Unsupervised Learning for Feature Extraction and Temporal Alignment of 3D+t Point Clouds of Zebrafish Embryos
This addresses the need for scalable and unbiased synchronization in biomedical research on zebrafish embryos, though it is incremental as it builds on existing unsupervised and deep learning techniques.
The paper tackles the problem of synchronizing developmental stages in zebrafish embryos by proposing an unsupervised method for feature extraction and temporal alignment from 3D+t point clouds, achieving an average mismatch of only 3.83 minutes over 5.3 hours.

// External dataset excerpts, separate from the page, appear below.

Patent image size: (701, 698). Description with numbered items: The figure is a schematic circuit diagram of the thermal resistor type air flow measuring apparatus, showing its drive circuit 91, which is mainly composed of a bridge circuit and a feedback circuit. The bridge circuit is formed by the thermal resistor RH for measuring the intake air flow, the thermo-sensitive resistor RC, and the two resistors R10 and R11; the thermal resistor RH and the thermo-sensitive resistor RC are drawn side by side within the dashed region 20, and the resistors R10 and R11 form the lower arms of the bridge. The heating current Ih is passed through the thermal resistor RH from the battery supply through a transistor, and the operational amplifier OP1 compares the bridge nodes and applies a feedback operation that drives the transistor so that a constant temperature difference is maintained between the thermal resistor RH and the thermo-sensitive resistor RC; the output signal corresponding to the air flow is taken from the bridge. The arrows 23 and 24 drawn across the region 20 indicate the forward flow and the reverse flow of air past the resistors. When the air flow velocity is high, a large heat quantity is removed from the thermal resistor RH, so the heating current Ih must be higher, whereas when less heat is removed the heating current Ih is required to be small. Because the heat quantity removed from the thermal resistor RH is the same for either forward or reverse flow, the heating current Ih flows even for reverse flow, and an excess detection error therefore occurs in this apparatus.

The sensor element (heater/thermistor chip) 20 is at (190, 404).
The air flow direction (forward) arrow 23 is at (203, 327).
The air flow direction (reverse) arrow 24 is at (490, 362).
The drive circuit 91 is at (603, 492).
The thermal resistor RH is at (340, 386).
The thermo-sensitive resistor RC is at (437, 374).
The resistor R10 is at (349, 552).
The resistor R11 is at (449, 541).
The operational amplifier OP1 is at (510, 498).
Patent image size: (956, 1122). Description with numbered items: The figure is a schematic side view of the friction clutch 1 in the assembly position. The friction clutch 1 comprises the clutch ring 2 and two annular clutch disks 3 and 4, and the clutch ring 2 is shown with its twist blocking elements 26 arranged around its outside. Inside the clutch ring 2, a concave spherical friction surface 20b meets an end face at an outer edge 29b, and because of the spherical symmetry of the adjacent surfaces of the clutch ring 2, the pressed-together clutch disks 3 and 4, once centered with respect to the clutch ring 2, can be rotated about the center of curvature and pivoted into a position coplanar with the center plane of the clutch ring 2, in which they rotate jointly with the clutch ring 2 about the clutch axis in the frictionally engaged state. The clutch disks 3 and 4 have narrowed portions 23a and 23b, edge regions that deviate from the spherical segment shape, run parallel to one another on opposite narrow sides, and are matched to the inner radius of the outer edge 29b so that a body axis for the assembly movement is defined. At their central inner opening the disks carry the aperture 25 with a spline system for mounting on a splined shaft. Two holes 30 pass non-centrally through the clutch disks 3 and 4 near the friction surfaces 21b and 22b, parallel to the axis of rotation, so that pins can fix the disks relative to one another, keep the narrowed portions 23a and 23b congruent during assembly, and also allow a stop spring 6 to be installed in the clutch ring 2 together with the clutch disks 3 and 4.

Zebrafish are widely used in biomedical research and developmental stages of their embryos often need to be synchronized for further analysis. We present an unsupervised approach to extract descriptive features from 3D+t point clouds of zebrafish embryos and subsequently use those features to temporally align corresponding developmental stages. An autoencoder architecture is proposed to learn a descriptive representation of the point clouds and we designed a deep regression network for their temporal alignment. We achieve a high alignment accuracy with an average mismatch of only 3.83 minutes over an experimental duration of 5.3 hours. As a fully-unsupervised approach, there is no manual labeling effort required and unlike manual analyses the method easily scales. Besides, the alignment without human annotation of the data also avoids any influence caused by subjective bias.